National Grid (NG), the UK’s electricity transmission network operator, has agreed to conduct a new transmission review in East Anglia over the next few months. This represents a major U-turn on its initial plans to construct a new 180 km-long power line carried by 50-metre-high pylons – a scheme that hadn’t seriously considered alternative options like offshore cables.
Rosie Pearson, founder of the Essex Suffolk Norfolk Pylons (ESNP) action group, hails the U-turn as an important step forward. However, she remains highly critical of the protocol around the review process. “It’s a double-edged sword at this point,” she says. “Whilst we obviously welcome the change of heart, we are far from happy that National Grid has not yet postponed its planned second public consultation process.”
A consultation and a review
“It’s crazy,” she adds, “that the company plans to go ahead with the second consultation about pylons when its division is running the review process at the same time. NG must delay that second consultation until the review results are known. If not, it would appear that the review is not independent in the slightest, and that the pylons decision has already been made. There has been an ever-rising tide of public anger and concern about this pylons plan.”
The majority of the electricity generated by the East Anglia offshore windfarms is destined for London. The proposed transmission line ends at a substation in Tilbury, on the Thames estuary. Campaigners are calling for on offshore grid carrying cabling from the windfarms, around the coast and up the Thames to Tilbury. This would avoid blighting a large swathe of East Anglia, including cutting a huge trenches across Norfolk and also through the Vale of Dedham, a protected area of outstanding national beauty.
James Cartlidge, MP for South Suffolk, recently spoke at an ‘East Anglian Renewable Revolution’ event attended by 150 concerned residents. He revealed the new review will include community input.
The initial consultation process conducted by NG was criticised in a legal opinion by top planning King’s Counsel, Charles Banner, as “a deficient consultation exercise that has really been no more than one of ‘back-checking’.”
ESNP has requested an early meeting with National Grid Electricity System Operator, at which it will demand the new review includes a fully coordinated offshore grid to replace the planned overhead pylons. Pearson believes the coordination of transmission infrastructure is key. According to reports from 2011, 2015, and 2020, such coordination is beneficial for communities and the environment and will save consumers billions.
The group consulted Chartered Town Planner Dr Christopher Ford, who specialises in the spatial dimension of energy policy and energy systems. According to him, the current transmission system was built for the fossil fuel era post-war and has barely changed.
“The system now needs to provide for the new geography of dispersed low carbon electricity generation,” he says. “We’re also now handicapped by incremental decision making which lacks an overall strategy and coherency.”
Dr Ford continued by saying, “Early offshore wind farms have been connected to the nearest point on the transmission system, creating a radial pattern around the coast.
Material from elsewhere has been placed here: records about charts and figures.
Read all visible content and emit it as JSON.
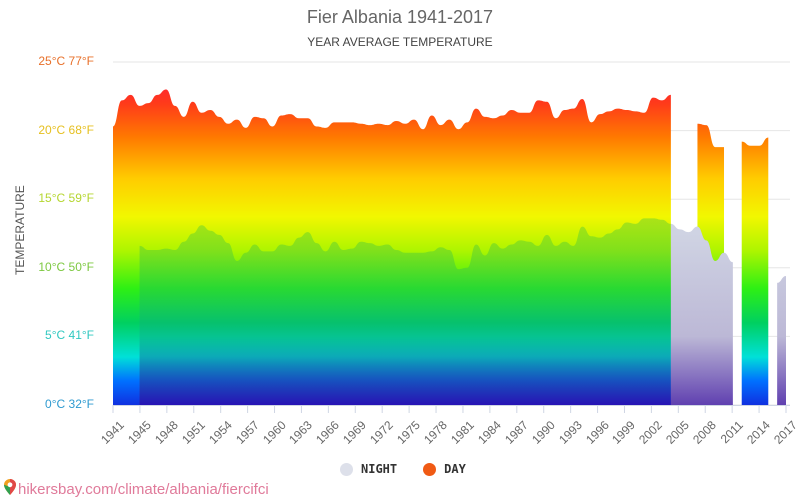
{
  "header": {
    "title": "Fier Albania 1941-2017",
    "subtitle": "YEAR AVERAGE TEMPERATURE"
  },
  "y_axis": {
    "label": "TEMPERATURE",
    "ticks": [
      {
        "label": "25°C 77°F",
        "value": 25,
        "color": "#e8702a"
      },
      {
        "label": "20°C 68°F",
        "value": 20,
        "color": "#e6c020"
      },
      {
        "label": "15°C 59°F",
        "value": 15,
        "color": "#b5d630"
      },
      {
        "label": "10°C 50°F",
        "value": 10,
        "color": "#7cc840"
      },
      {
        "label": "5°C 41°F",
        "value": 5,
        "color": "#30c8c0"
      },
      {
        "label": "0°C 32°F",
        "value": 0,
        "color": "#2e9ad0"
      }
    ]
  },
  "x_axis": {
    "ticks": [
      "1941",
      "1945",
      "1948",
      "1951",
      "1954",
      "1957",
      "1960",
      "1963",
      "1966",
      "1969",
      "1972",
      "1975",
      "1978",
      "1981",
      "1984",
      "1987",
      "1990",
      "1993",
      "1996",
      "1999",
      "2002",
      "2005",
      "2008",
      "2011",
      "2014",
      "2017"
    ]
  },
  "legend": {
    "night": {
      "label": "NIGHT",
      "color": "#dde0ea"
    },
    "day": {
      "label": "DAY",
      "color": "#f05a14"
    }
  },
  "source": {
    "text": "hikersbay.com/climate/albania/fiercifci",
    "icon": "map-pin-icon"
  },
  "chart_data": {
    "type": "area",
    "title": "Fier Albania 1941-2017",
    "subtitle": "YEAR AVERAGE TEMPERATURE",
    "xlabel": "",
    "ylabel": "TEMPERATURE",
    "ylim": [
      0,
      25
    ],
    "y_unit": "°C",
    "grid": true,
    "legend_position": "bottom",
    "x": [
      1941,
      1942,
      1943,
      1944,
      1945,
      1946,
      1947,
      1948,
      1949,
      1950,
      1951,
      1952,
      1953,
      1954,
      1955,
      1956,
      1957,
      1958,
      1959,
      1960,
      1961,
      1962,
      1963,
      1964,
      1965,
      1966,
      1967,
      1968,
      1969,
      1970,
      1971,
      1972,
      1973,
      1974,
      1975,
      1976,
      1977,
      1978,
      1979,
      1980,
      1981,
      1982,
      1983,
      1984,
      1985,
      1986,
      1987,
      1988,
      1989,
      1990,
      1991,
      1992,
      1993,
      1994,
      1995,
      1996,
      1997,
      1998,
      1999,
      2000,
      2001,
      2002,
      2003,
      2004,
      2005,
      2006,
      2007,
      2008,
      2009,
      2010,
      2011,
      2012,
      2013,
      2014,
      2015,
      2016,
      2017
    ],
    "series": [
      {
        "name": "DAY",
        "color": "#f05a14",
        "values": [
          20.3,
          22.2,
          22.6,
          21.8,
          22.0,
          22.6,
          23.0,
          21.8,
          21.0,
          22.1,
          21.3,
          21.5,
          21.0,
          20.5,
          20.8,
          20.2,
          21.0,
          20.9,
          20.3,
          21.1,
          21.2,
          20.9,
          20.9,
          20.3,
          20.2,
          20.6,
          20.6,
          20.6,
          20.5,
          20.4,
          20.5,
          20.4,
          20.7,
          20.5,
          20.8,
          20.1,
          21.1,
          20.4,
          20.8,
          20.1,
          20.6,
          21.6,
          21.0,
          20.9,
          21.1,
          21.5,
          21.3,
          21.3,
          22.2,
          22.1,
          20.9,
          21.5,
          21.6,
          22.3,
          20.6,
          21.2,
          21.4,
          21.6,
          21.5,
          21.4,
          21.3,
          22.4,
          22.2,
          22.6,
          null,
          null,
          20.5,
          20.4,
          18.8,
          18.8,
          null,
          19.2,
          18.9,
          18.9,
          19.5,
          null,
          null
        ]
      },
      {
        "name": "NIGHT",
        "color": "#dde0ea",
        "values": [
          null,
          null,
          null,
          11.6,
          11.3,
          11.3,
          11.4,
          11.3,
          11.9,
          12.5,
          13.1,
          12.7,
          12.4,
          11.8,
          10.5,
          11.1,
          11.7,
          11.2,
          11.2,
          11.7,
          11.6,
          12.2,
          12.6,
          11.8,
          11.2,
          11.9,
          11.3,
          11.4,
          11.9,
          11.8,
          11.6,
          11.7,
          11.3,
          11.1,
          11.1,
          11.1,
          11.2,
          11.5,
          11.3,
          9.9,
          10.0,
          11.7,
          10.9,
          11.8,
          11.4,
          11.7,
          12.0,
          11.9,
          11.6,
          12.4,
          11.6,
          11.9,
          11.6,
          13.0,
          12.3,
          12.2,
          12.5,
          12.8,
          13.3,
          13.2,
          13.6,
          13.6,
          13.5,
          13.2,
          12.8,
          12.6,
          13.0,
          12.0,
          10.5,
          11.1,
          10.4,
          null,
          null,
          null,
          null,
          8.9,
          9.4
        ]
      }
    ]
  }
}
But when the wind blows, that is now saturating parts of the transmission system.”
The usual solution, Ford suggests, is the old incrementalist approach of building more onshore transmission capacity. The issue is that it doesn’t minimise environmental impacts and isn’t the most cost-effective approach. He believes a different outcome is required that could involve taking the transmission network offshore.
In addition to calling for a switch from pylon construction from overhead to undersea, ESPN have a number of other demands. “National Grid must now postpone its plans for second localised public consultations across East Anglia until this review is complete,” Pearson says, “and we must ensure the review itself covers all of our key questions and concerns.”
Calls for evidence
ESNP calls for evidence of all associated impacts, including environmental, socio-economic, heritage, health and carbon/climate change impacts. They also demand a study of future resilience of the network to 2050, full independence, and a transparent, unbiased review process with all background evidence openly provided for scrutiny.
As part of its review, National Grid says: “Alternative transmission reinforcement options will be developed and will include onshore and offshore options that meet required network need.”
ESNP welcomes the news. The group is part of a coalition of East Anglia organisations, including Suffolk Energy Action Solutions (SEAS), Norfolk Parishes Movement, Stour Valley Underground, East Anglia Alliance of Amenity groups and Dedham Vale Society. They are backed by local MPs and a 23,000-strong petition.